A ministra Cármen Lúcia, integrante do Supremo Tribunal Federal (STF), decidiu acompanhar o voto do relator Alexandre de Moraes, que propôs a condenação do ex-deputado Eduardo Bolsonaro (PL-SP) pelo crime de difamação contra a deputada Tabata Amaral (PSB-SP). Moraes, responsável pela ação penal em andamento na corte, considerou que o filho do ex-presidente Jair Bolsonaro deve ser sentenciado a um ano de reclusão em regime aberto. A ação judicial foi iniciada após uma publicação de Eduardo Bolsonaro em redes sociais.

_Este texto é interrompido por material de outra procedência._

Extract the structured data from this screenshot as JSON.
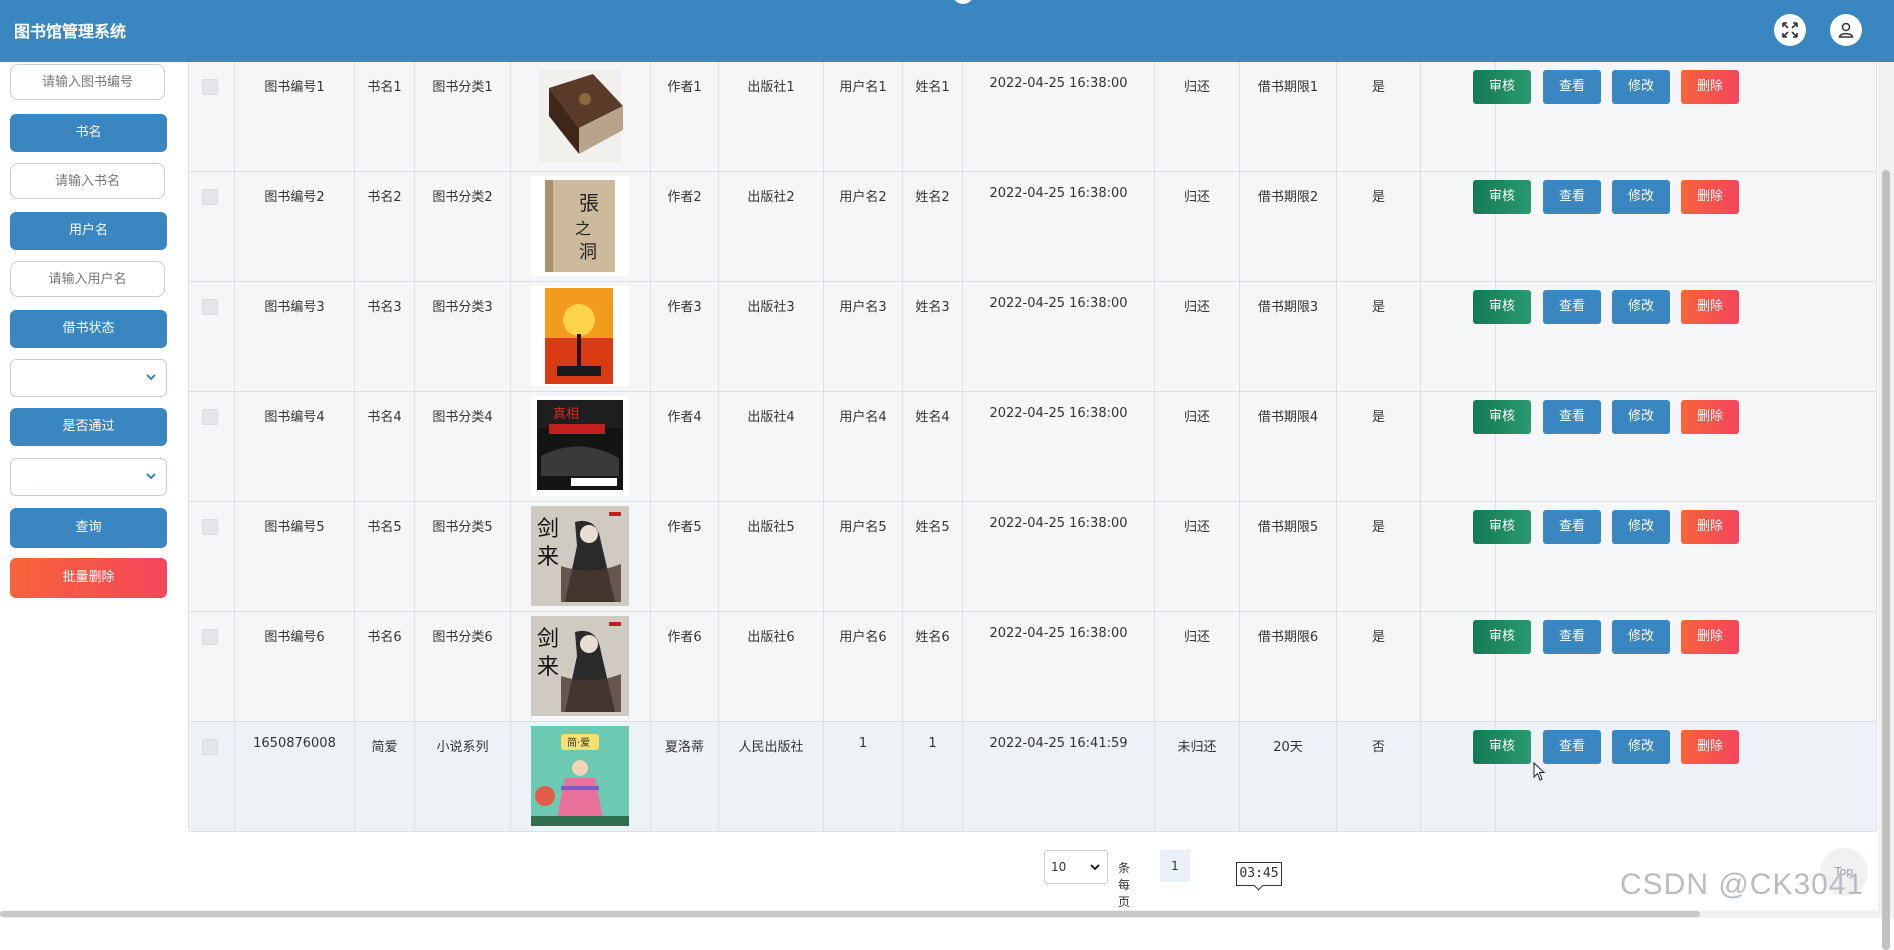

No ano de 2021, Eduardo Bolsonaro declarou que o projeto de lei apresentado pela deputada paulista, que propunha a distribuição gratuita de absorventes íntimos para a população, teria como propósito atender aos interesses comerciais de seu "mentor-patrocinador Jorge Paulo Lemann", que é acionista de uma empresa fabricante de produtos de higiene pessoal.
Ao proferir seu voto pela condenação, Moraes avaliou que a deputada foi de fato difamada. O julgamento está sendo realizado pelo plenário virtual do Supremo. Com o voto de Cármen Lúcia em sintonia com o relator, o placar até o momento é de dois votos a favor da condenação. O encerramento da votação está previsto para 28 de abril, com a manifestação de mais oito ministros pendente.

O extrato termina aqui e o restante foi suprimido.